Multimodal Continuous Reasoning via Asymmetric Mutual Variational Learning
中文标题: 通过非对称互变分学习的多模态连续推理
英文摘要
This paper proposes Asymmetric Mutual Variational Learning (AMVL), a framework that addresses the train-inference mismatch in continuous latent reasoning for multimodal large language models. The mismatch arises because standard variational training forces the inference-time prior to mimic a posterior conditioned on ground-truth answers, causing answer leakage. AMVL uses a forward KL divergence to align the prior with the posterior and a novel reverse KL divergence to regularize the posterior, preventing collapse into inference-incompatible regions. The method is instantiated in a latent-integrated MLLM and evaluated on the BLINK benchmark, where it improves the average score by +10.83 and achieves gains of up to +32.00 on individual reasoning tasks, with analyses showing improved latent-space stability.
中文摘要
本文提出非对称互变分学习(AMVL)框架,解决多模态大语言模型连续潜在推理中的训练-推理不匹配问题。标准变分训练迫使推理时先验模仿以真实答案为条件的后验,导致答案泄露。AMVL利用正向KL散度使先验逼近后验,并通过新颖的反向KL散度正则化后验,防止其坍缩到推理不兼容区域。该方法集成到潜在增强的多模态大语言模型中,在BLINK基准上将平均得分提升+10.83,个别推理任务最高提升+32.00,分析证实了潜在空间稳定性的改善。
关键要点
Addresses train-inference mismatch in continuous latent reasoning for MLLMs, where standard variational training causes answer leakage.

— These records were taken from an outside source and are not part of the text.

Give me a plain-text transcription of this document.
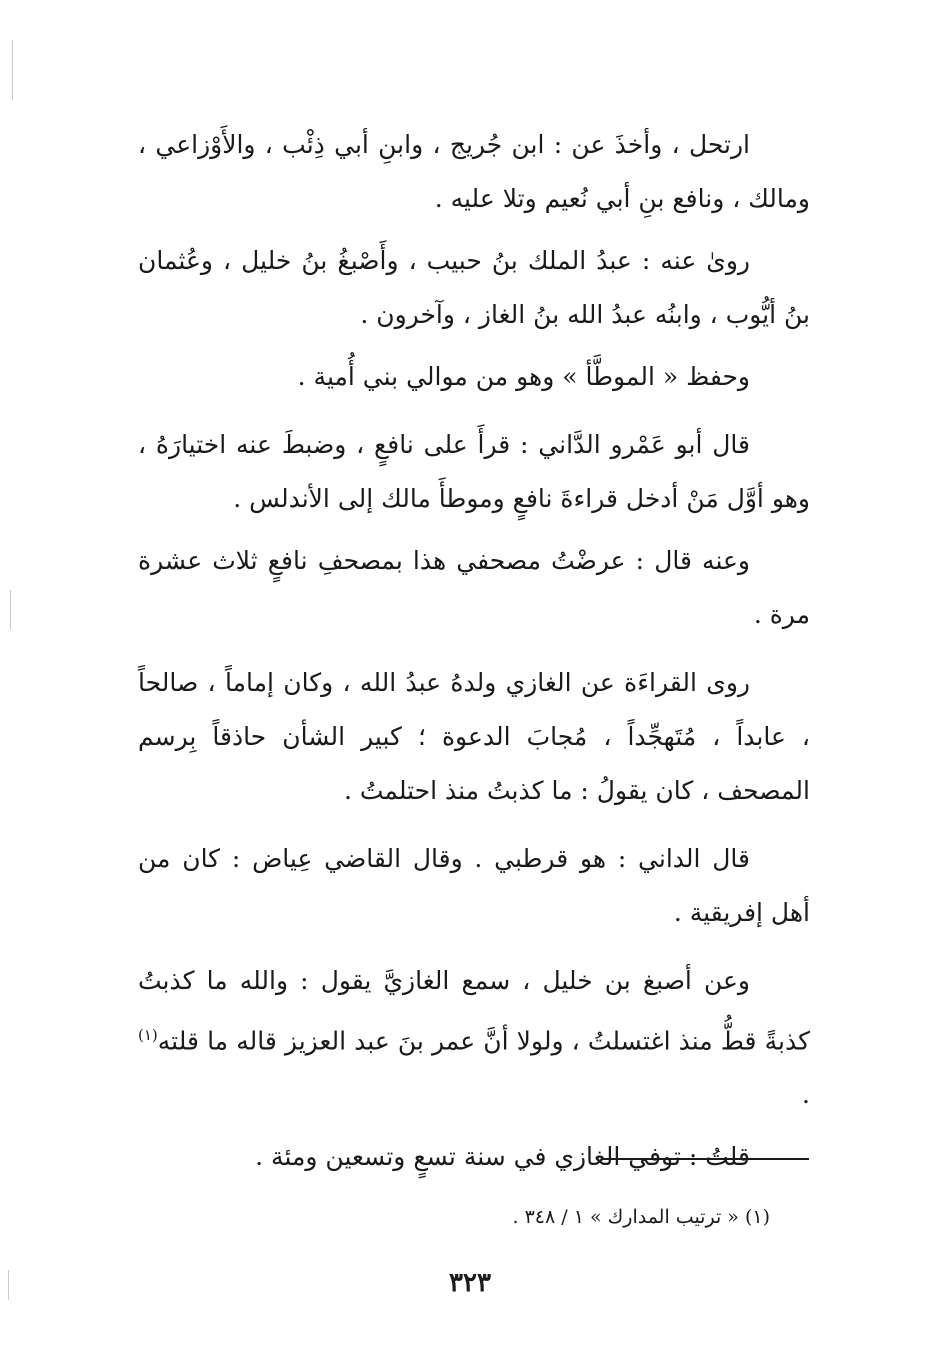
ارتحل ، وأخذَ عن : ابن جُريج ، وابنِ أبي ذِئْب ، والأَوْزاعي ، ومالك ، ونافع بنِ أبي نُعيم وتلا عليه .

روىٰ عنه : عبدُ الملك بنُ حبيب ، وأَصْبغُ بنُ خليل ، وعُثمان بنُ أيُّوب ، وابنُه عبدُ الله بنُ الغاز ، وآخرون .

وحفظ « الموطَّأ » وهو من موالي بني أُمية .

قال أبو عَمْرو الدَّاني : قرأَ على نافعٍ ، وضبطَ عنه اختيارَهُ ، وهو أوَّل مَنْ أدخل قراءةَ نافعٍ وموطأَ مالك إلى الأندلس .

وعنه قال : عرضْتُ مصحفي هذا بمصحفِ نافعٍ ثلاث عشرة مرة .

روى القراءَة عن الغازي ولدهُ عبدُ الله ، وكان إماماً ، صالحاً ، عابداً ، مُتَهجِّداً ، مُجابَ الدعوة ؛ كبير الشأن حاذقاً بِرسم المصحف ، كان يقولُ : ما كذبتُ منذ احتلمتُ .

قال الداني : هو قرطبي . وقال القاضي عِياض : كان من أهل إفريقية .

وعن أصبغ بن خليل ، سمع الغازيَّ يقول : والله ما كذبتُ كذبةً قطُّ منذ اغتسلتُ ، ولولا أنَّ عمر بنَ عبد العزيز قاله ما قلته$^{(١)}$ .

قلتُ : توفي الغازي في سنة تسعٍ وتسعين ومئة .

(١) « ترتيب المدارك » ١ / ٣٤٨ .
٣٢٣
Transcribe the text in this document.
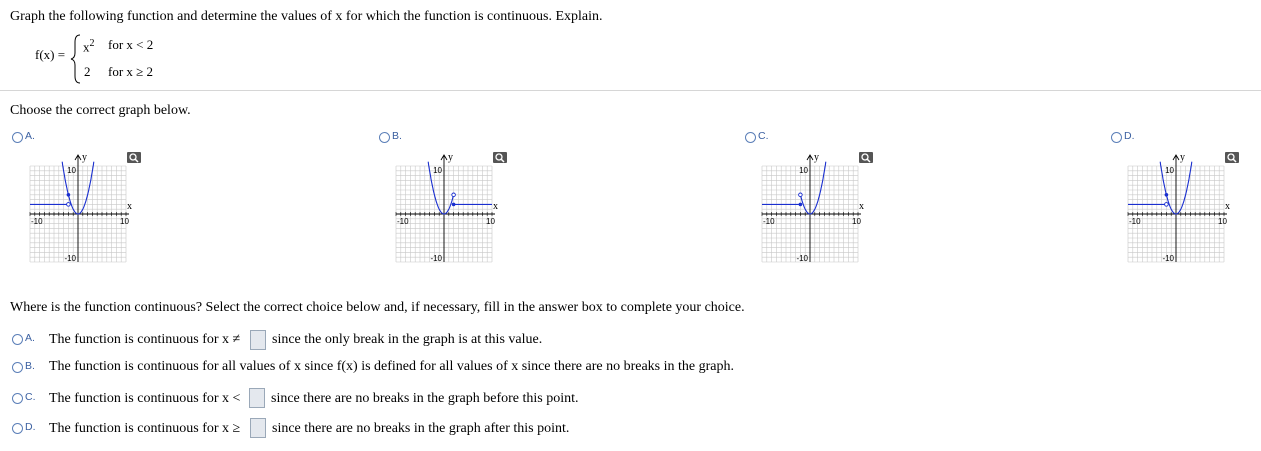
Graph the following function and determine the values of x for which the function is continuous. Explain.
f(x) =
$x^2$ for x < 2
2 for x ≥ 2
Choose the correct graph below.
A.
y
x
10
-10
-10	10
B.
y
x
10
-10
-10	10
C.
y
x
10
-10
-10	10
D.
y
x
10
-10
-10	10
Where is the function continuous? Select the correct choice below and, if necessary, fill in the answer box to complete your choice.
A. The function is continuous for x ≠ since the only break in the graph is at this value.
B. The function is continuous for all values of x since f(x) is defined for all values of x since there are no breaks in the graph.
C. The function is continuous for x < since there are no breaks in the graph before this point.
D. The function is continuous for x ≥ since there are no breaks in the graph after this point.
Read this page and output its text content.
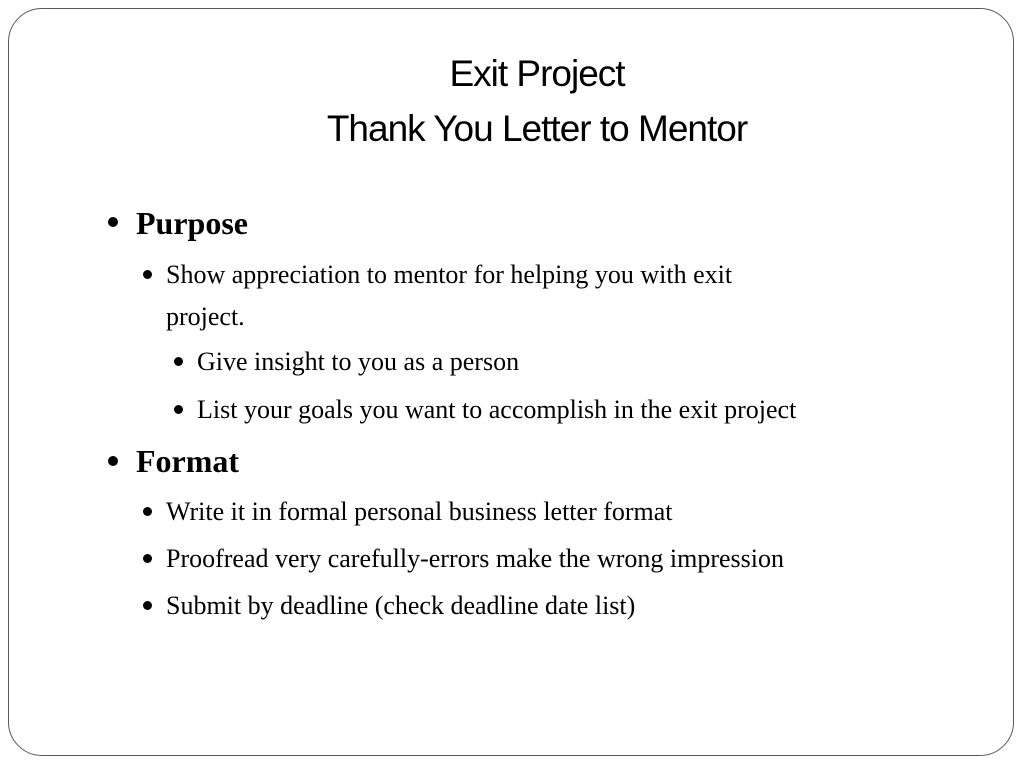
Exit Project
Thank You Letter to Mentor
Purpose
Show appreciation to mentor for helping you with exit
project.
Give insight to you as a person
List your goals you want to accomplish in the exit project
Format
Write it in formal personal business letter format
Proofread very carefully-errors make the wrong impression
Submit by deadline (check deadline date list)
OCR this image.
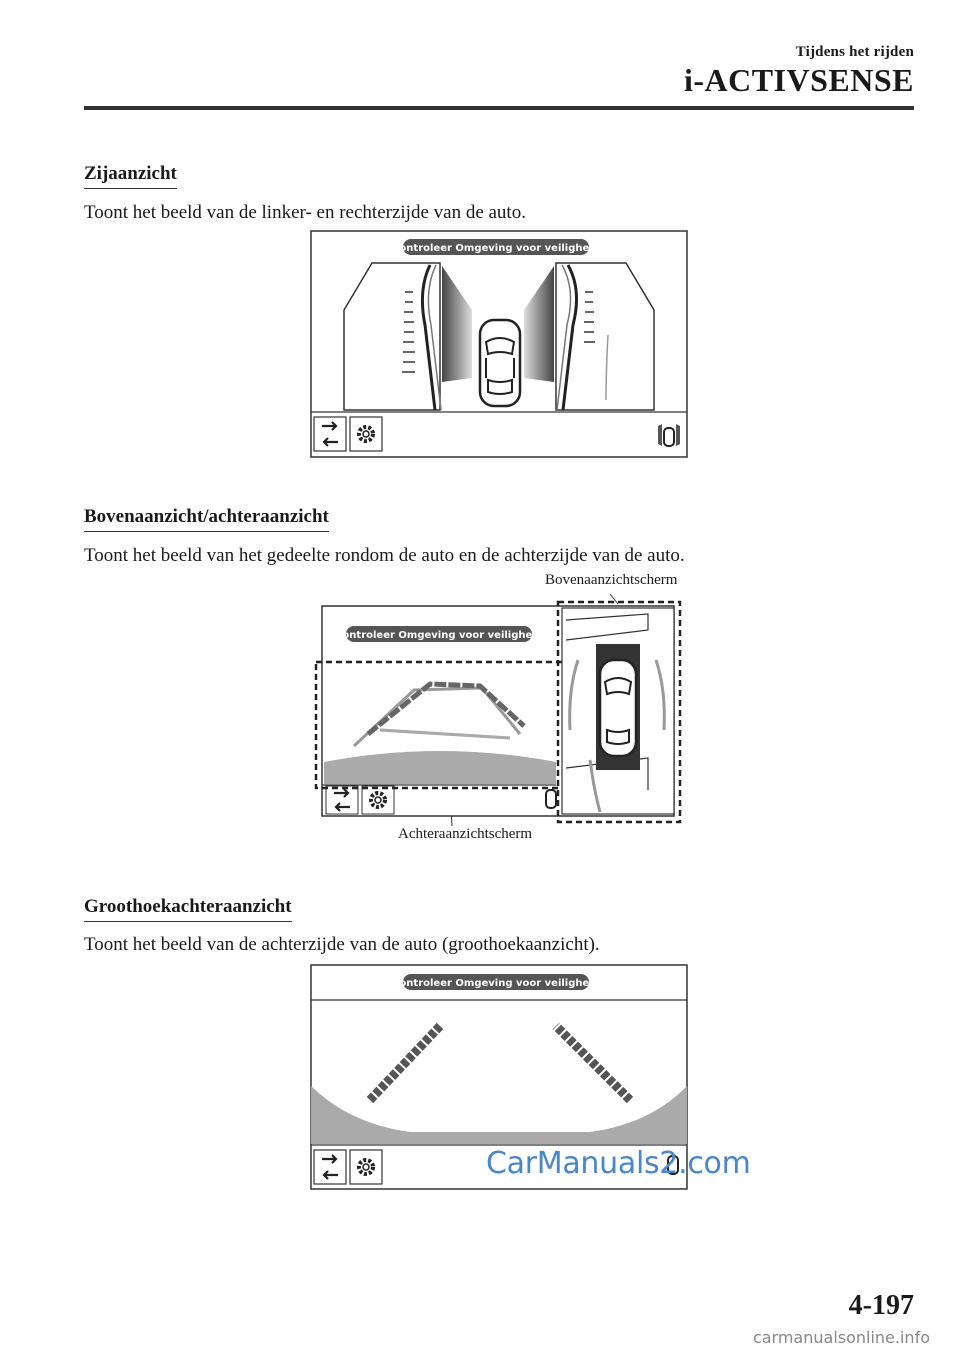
Tijdens het rijden
i-ACTIVSENSE
Zijaanzicht
Toont het beeld van de linker- en rechterzijde van de auto.
Bovenaanzicht/achteraanzicht
Toont het beeld van het gedeelte rondom de auto en de achterzijde van de auto.
Groothoekachteraanzicht
Toont het beeld van de achterzijde van de auto (groothoekaanzicht).
Controleer Omgeving voor veiligheid
Bovenaanzichtscherm
Achteraanzichtscherm
Controleer Omgeving voor veiligheid
Controleer Omgeving voor veiligheid
CarManuals2.com
4-197
carmanualsonline.info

解决多模态大语言模型连续潜在推理中的训练-推理不匹配问题,标准变分训练会导致答案泄露。
Introduces Asymmetric Mutual Variational Learning (AMVL) with a dual-KL objective: forward KL for prior alignment and reverse KL for posterior regularization.
提出非对称互变分学习(AMVL),采用双KL目标:正向KL对齐先验,反向KL正则化后验。
Theoretical analysis formalizes answer leakage as prior contamination and proves the dual-KL objective reduces it.
理论分析将答案泄露形式化为先验污染,并证明双KL目标可减少此污染。
AMVL-integrated MLLM achieves +10.83 average score gain on the complex BLINK benchmark and up to +32.00 on individual tasks, with improved latent-space stability.
AMVL增强的MLLM在复杂BLINK基准上平均得分提升+10.83,个别任务最高提升+32.00,且潜在空间稳定性增强。